By jove I think he's got it.

Dude's last name should be Tao.


I began to study arithmetical questions without any great apparent result, and without suspecting that they could have the least connection with my previous researches. Disgusted at my want of success, I went away to spend a few days at the seaside, and thought of entirely different things.
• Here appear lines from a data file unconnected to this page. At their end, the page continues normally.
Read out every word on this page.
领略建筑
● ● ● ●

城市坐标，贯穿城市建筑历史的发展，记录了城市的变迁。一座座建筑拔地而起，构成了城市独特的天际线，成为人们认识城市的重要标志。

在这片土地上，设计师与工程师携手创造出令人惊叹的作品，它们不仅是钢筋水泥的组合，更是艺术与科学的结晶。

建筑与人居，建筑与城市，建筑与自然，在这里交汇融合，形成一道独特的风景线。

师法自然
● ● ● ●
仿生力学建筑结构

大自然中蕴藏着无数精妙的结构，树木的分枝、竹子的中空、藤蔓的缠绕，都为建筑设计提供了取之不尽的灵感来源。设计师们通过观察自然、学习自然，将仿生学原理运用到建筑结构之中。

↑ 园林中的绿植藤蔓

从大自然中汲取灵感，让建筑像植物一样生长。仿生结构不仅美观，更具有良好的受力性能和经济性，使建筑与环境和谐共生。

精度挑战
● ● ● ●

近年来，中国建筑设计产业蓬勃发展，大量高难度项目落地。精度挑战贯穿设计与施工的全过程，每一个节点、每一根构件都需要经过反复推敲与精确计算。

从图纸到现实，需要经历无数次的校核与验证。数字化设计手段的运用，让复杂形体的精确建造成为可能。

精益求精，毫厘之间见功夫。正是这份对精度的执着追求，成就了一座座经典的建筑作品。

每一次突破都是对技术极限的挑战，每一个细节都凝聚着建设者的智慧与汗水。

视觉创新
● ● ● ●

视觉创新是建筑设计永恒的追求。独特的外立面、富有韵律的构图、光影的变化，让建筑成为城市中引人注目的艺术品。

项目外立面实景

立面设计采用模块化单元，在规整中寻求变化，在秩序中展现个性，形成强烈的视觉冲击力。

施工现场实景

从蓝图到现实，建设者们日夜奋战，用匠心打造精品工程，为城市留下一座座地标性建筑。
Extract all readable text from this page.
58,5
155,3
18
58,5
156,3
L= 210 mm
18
One day, as I was walking on the cliff, the idea came to me, again with the same characteristics of conciseness, suddenness and immediate certainty, that arithmetical transformations of indefinite ternary quadratic forms are identical with those of non-Euclidian geometry.
- Henri Poincare

What makes this great is that Poincare is describing a sudden realization.

It happens to be mathematical, but it could be on any subject.

It is this intuitive, bringing-it-all-together that is the valuable thing.

In contrast, pursuing the steps of a mathematical proof or derivation is about as interesting as chopping several cords of wood.

One relentless push after another.

Can't go that way, must go this way.

Of course you end up somewhere, but so what.

Humans are the remarkable part of any equation.


I can best describe my experience of doing mathematics in terms of a journey through a dark unexplored mansion. You enter the first room of the mansion and it's completely dark. You stumble around bumping into the furniture, but gradually you learn where each piece of furniture is. Finally, after six months or so, you find the light switch, you turn it on, and suddenly it''s all illuminated. You can see exactly where you were. Then you move into the next room and spend another six months in the dark. So each of these breakthroughs, while sometimes momentary, sometimes over a period of a day or two, are the culmination of -- and couldn't exist without -- the many months of stumbling around in the dark that proceed them.
- Sir Andrew John Wiles

He had to seclude himself in an attic. For 10 years. To prove Fermat's Last Theorem.

This is how great things are done. In the "dark", most of the time. By oneself. And with flashes of crystal clear realization.

Couldn't have described the process better myself.


Now what?

Fermat's was one of the last big math problems.

It had worldwide respect and interest, remaining unproven for 358 years.

There are so very few of these problems, and so many mathematicians that must PoP.


I can scarcely write upon mathematics or mathematicians. Oh for words to express my abomination of the science.
- Thomas Babington Macaulay

I feel your pain.

Mathematics: the "Roberts Rules of Order" of science.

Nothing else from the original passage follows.